The overall goal of GHERG will be to develop and deploy new and improved evidence on the causes and determinants of morbidity and mortality among populations in all world regions, on the importance of a broad range of risk factors, and on the effectiveness of public health interventions, to inform and influence global priorities and programs. The main focus will continue to be on identifying the “gap areas” where not much information is available and where there is a lot of uncertainty present about the accuracy of the existing estimates. This approach should serve to complement the existing WHO and IHME estimates and to represent added value to both efforts.

The main purposes of the GHERG will be to publish papers, reports and reviews on global health epidemiology, with a special focus on identifying information of sufficient quality in low and middle–income countries and filling the gaps in information for regions where the data are very scarce and of insufficient quality. Also, we would like to advise WHO and other international organizations, institutions and initiatives on the most appropriate methods and assumptions for their global, regional and country level epidemiological estimates. We will aim to advise researchers and public health officials on the different issues involved in the estimation of cause–specific morbidity and mortality.

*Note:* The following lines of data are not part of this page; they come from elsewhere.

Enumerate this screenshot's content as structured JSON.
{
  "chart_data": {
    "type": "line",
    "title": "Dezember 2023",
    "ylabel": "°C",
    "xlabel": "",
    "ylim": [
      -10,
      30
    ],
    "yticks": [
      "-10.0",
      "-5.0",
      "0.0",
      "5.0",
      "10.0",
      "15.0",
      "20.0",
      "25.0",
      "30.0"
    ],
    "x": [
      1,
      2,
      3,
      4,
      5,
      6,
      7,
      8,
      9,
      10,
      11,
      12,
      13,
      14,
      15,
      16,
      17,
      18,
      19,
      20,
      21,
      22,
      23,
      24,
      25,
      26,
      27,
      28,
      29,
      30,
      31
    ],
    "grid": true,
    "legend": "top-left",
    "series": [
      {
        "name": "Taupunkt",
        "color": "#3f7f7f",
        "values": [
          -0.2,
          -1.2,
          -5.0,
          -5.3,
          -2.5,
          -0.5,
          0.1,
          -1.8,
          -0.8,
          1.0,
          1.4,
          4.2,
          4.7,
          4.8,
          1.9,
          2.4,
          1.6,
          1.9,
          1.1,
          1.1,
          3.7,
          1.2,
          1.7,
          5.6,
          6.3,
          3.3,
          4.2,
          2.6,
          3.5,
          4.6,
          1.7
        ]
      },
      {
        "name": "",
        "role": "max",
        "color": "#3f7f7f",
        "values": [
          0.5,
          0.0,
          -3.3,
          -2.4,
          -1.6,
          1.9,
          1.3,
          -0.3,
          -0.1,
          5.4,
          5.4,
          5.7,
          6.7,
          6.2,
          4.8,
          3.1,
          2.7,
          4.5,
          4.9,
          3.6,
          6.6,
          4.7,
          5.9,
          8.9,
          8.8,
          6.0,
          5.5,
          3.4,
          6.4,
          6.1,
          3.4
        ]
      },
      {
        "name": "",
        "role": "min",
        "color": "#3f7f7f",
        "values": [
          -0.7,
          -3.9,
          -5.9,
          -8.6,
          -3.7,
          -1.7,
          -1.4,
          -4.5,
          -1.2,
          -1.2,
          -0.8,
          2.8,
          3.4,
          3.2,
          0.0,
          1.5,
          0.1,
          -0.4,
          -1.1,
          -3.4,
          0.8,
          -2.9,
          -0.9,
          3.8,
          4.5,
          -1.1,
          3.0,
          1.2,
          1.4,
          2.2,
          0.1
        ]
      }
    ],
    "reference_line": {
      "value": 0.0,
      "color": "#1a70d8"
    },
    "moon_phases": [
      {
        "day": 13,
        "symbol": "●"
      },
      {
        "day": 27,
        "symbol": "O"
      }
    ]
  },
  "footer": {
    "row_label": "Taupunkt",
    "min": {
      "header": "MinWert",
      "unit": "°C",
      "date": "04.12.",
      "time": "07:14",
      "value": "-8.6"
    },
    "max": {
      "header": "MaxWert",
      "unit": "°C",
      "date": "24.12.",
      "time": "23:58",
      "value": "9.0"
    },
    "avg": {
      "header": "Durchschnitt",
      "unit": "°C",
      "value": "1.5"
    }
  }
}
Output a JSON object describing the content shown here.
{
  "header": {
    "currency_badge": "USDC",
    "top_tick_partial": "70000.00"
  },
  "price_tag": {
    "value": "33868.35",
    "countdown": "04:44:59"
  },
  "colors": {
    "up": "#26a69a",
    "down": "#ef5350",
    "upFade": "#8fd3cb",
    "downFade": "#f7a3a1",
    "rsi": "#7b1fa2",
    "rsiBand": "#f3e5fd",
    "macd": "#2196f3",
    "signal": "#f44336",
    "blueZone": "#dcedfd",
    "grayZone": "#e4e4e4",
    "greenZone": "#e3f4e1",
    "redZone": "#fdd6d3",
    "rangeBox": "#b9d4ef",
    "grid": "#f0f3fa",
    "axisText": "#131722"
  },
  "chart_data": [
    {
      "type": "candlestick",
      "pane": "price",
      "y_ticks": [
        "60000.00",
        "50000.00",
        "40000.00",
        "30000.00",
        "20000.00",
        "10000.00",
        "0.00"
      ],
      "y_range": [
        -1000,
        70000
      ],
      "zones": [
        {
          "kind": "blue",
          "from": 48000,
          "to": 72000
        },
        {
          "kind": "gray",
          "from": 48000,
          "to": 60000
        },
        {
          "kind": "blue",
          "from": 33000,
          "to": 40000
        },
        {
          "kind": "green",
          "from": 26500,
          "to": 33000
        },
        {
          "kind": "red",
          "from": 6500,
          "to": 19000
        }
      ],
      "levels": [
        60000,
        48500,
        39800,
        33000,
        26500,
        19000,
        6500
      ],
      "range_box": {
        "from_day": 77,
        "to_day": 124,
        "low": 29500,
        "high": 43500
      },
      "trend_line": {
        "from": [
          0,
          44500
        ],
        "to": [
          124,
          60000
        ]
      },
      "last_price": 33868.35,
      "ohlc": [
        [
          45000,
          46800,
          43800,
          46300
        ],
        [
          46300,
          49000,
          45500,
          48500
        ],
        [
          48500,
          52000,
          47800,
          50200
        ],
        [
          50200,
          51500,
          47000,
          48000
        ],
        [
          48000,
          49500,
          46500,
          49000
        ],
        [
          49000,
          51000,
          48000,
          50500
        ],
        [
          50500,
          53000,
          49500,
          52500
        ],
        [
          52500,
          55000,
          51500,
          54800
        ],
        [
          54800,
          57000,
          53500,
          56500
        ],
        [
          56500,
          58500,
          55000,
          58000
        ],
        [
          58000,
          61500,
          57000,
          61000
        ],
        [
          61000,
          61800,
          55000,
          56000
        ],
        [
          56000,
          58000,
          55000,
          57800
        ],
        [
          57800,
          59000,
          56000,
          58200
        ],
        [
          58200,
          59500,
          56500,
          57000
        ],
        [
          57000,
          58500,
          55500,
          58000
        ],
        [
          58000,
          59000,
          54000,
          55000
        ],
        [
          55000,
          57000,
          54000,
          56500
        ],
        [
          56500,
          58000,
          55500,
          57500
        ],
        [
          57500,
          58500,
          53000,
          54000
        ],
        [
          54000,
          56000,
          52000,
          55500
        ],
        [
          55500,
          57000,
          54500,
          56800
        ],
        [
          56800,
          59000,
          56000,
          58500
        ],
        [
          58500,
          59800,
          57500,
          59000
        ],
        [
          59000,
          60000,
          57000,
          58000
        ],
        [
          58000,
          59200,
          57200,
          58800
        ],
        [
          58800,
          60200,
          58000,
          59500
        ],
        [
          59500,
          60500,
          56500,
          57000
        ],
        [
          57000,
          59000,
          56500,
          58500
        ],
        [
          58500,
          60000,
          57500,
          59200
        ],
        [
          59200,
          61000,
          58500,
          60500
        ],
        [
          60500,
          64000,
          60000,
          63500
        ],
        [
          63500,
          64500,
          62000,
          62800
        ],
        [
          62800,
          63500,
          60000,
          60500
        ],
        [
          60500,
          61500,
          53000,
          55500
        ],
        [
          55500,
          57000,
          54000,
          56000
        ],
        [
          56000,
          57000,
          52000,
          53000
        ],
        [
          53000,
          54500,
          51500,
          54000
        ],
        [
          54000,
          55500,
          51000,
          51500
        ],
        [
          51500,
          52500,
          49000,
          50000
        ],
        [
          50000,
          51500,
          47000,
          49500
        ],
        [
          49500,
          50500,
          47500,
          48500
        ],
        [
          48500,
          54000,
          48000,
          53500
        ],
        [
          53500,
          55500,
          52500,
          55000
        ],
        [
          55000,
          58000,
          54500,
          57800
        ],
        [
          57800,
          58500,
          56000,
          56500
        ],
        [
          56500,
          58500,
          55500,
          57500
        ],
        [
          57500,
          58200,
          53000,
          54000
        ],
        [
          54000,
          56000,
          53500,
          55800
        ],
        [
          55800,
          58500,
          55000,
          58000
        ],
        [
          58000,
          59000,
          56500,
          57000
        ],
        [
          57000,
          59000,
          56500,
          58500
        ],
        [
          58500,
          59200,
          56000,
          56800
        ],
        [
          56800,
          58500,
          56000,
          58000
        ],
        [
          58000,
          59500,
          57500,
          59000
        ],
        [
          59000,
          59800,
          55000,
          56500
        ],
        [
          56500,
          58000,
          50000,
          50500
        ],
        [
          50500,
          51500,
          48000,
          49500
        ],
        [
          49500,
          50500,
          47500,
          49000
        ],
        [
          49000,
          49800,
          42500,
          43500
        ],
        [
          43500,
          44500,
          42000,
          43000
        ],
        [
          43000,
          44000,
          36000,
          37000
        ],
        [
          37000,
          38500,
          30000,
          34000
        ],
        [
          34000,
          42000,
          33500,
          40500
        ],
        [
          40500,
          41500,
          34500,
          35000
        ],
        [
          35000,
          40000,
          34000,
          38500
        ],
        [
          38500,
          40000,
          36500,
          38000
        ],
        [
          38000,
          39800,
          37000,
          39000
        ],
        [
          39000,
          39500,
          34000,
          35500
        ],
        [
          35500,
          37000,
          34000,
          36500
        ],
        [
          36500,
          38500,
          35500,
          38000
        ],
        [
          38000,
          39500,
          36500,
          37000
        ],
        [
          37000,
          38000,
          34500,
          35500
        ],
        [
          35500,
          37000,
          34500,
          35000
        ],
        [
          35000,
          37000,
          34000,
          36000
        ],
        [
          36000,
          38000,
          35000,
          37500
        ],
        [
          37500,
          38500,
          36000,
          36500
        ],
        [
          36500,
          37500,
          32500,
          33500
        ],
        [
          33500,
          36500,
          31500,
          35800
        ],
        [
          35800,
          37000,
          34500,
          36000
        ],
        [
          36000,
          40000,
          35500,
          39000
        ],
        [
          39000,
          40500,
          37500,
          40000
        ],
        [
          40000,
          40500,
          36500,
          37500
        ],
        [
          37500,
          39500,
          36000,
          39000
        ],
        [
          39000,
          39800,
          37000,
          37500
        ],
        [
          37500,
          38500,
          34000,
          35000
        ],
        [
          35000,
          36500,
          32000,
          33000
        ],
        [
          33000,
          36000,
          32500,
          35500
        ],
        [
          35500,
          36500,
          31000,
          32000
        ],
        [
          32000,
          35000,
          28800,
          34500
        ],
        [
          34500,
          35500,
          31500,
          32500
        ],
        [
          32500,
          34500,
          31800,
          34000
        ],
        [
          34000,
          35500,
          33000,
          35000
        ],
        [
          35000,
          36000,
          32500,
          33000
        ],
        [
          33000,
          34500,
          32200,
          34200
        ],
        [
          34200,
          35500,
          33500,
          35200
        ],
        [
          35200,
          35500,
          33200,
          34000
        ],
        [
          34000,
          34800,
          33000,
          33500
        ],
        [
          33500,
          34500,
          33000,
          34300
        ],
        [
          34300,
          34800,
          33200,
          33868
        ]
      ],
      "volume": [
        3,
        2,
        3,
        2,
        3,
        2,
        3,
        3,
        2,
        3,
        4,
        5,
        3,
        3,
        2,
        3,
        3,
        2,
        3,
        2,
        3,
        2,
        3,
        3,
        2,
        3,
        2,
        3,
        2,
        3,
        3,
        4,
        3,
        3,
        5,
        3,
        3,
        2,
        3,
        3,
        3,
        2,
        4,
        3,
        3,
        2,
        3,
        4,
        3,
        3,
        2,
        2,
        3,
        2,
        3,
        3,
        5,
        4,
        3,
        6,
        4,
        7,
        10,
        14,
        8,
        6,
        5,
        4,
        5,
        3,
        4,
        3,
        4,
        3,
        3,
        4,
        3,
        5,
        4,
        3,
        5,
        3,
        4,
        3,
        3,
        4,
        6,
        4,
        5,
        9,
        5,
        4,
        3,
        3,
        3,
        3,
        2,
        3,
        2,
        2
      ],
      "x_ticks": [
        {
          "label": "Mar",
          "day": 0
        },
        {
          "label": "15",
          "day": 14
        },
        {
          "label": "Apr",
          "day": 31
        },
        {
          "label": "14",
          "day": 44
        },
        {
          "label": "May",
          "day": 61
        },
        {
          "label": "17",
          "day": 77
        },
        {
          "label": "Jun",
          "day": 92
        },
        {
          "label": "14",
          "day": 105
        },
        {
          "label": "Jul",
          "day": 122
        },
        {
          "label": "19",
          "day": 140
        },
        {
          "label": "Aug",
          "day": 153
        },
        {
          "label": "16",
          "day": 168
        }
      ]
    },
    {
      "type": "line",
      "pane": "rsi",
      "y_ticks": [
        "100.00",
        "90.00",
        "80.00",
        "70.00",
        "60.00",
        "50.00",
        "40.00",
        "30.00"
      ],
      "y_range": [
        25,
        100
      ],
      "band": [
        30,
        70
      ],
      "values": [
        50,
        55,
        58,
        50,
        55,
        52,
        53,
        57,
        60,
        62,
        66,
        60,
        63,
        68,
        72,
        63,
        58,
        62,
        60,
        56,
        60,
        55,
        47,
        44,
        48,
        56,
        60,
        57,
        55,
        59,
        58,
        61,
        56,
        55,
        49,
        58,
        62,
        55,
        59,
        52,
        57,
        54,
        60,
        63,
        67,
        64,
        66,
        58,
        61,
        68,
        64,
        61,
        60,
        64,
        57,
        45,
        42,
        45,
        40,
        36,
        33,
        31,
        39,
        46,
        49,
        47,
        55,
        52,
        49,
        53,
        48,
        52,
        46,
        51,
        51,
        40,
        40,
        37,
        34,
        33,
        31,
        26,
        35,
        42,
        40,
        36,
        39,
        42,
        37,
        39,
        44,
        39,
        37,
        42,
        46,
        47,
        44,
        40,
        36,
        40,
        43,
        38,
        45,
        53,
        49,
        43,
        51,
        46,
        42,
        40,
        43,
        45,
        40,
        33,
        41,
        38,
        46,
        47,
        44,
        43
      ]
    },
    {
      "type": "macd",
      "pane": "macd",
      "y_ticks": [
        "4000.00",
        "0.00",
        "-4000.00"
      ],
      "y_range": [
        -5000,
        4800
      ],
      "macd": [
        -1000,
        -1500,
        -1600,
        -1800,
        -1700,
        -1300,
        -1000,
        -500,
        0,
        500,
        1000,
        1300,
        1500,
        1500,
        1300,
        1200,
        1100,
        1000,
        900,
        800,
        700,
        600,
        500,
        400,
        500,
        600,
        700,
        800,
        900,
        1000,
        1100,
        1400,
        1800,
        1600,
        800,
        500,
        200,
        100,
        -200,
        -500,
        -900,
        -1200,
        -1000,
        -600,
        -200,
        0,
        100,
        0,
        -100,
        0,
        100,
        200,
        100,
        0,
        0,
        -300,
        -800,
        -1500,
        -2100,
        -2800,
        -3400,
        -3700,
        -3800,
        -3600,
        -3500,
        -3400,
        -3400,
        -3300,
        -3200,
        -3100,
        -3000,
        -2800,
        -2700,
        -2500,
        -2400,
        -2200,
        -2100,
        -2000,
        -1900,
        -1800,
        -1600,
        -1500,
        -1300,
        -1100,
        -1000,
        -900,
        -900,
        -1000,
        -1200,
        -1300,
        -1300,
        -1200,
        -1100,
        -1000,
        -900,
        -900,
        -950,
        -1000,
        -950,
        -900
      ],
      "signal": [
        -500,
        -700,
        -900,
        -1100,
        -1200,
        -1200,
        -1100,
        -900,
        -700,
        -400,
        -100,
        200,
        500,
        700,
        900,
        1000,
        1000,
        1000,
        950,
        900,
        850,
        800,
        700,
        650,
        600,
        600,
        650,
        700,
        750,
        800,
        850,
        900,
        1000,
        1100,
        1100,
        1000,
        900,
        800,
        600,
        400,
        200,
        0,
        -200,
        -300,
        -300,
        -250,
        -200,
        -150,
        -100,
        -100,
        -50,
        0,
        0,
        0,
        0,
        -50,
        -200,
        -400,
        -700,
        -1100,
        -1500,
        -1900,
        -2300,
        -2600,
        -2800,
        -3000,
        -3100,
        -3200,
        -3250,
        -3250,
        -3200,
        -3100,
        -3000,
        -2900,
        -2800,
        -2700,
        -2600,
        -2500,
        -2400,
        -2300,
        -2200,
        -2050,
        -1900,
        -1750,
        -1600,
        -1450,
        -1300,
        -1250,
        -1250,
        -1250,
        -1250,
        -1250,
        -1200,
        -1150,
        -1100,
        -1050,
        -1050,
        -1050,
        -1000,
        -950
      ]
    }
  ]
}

The core membership of GHERG will initially be offered to the editors and regional editors of the Journal of Global Health, who are all independent researchers working for the leading academic institutions. However, GHERG will be open to literally everyone to contribute their data, methods and estimates. It will aim to serve global health community by providing unrestricted open access to its data sets, methods and publications, and continuously revising and updating global health estimates for a targeted set of conditions.

Accurate global health estimates are extremely important because they expose the key issues, inform health policies, direct funding disbursements and eventually solve problems and save lives. In that sense, they could be viewed as a “matter of life and death”. Because of this, when it comes to global health estimates, we see value in both collaboration and competition. Two, three or even more estimates of the same problem, generated by independent research groups, are certainly more informative and helpful than only one – especially if all of them are fully transparent and their methods can be compared [2]. If the principles of the new guidelines are respected by all research groups in the field, then all different estimates would eventually be expected to converge to the same, reliable set of estimates that we are hoping to deliver to the global health community for their unrestricted use.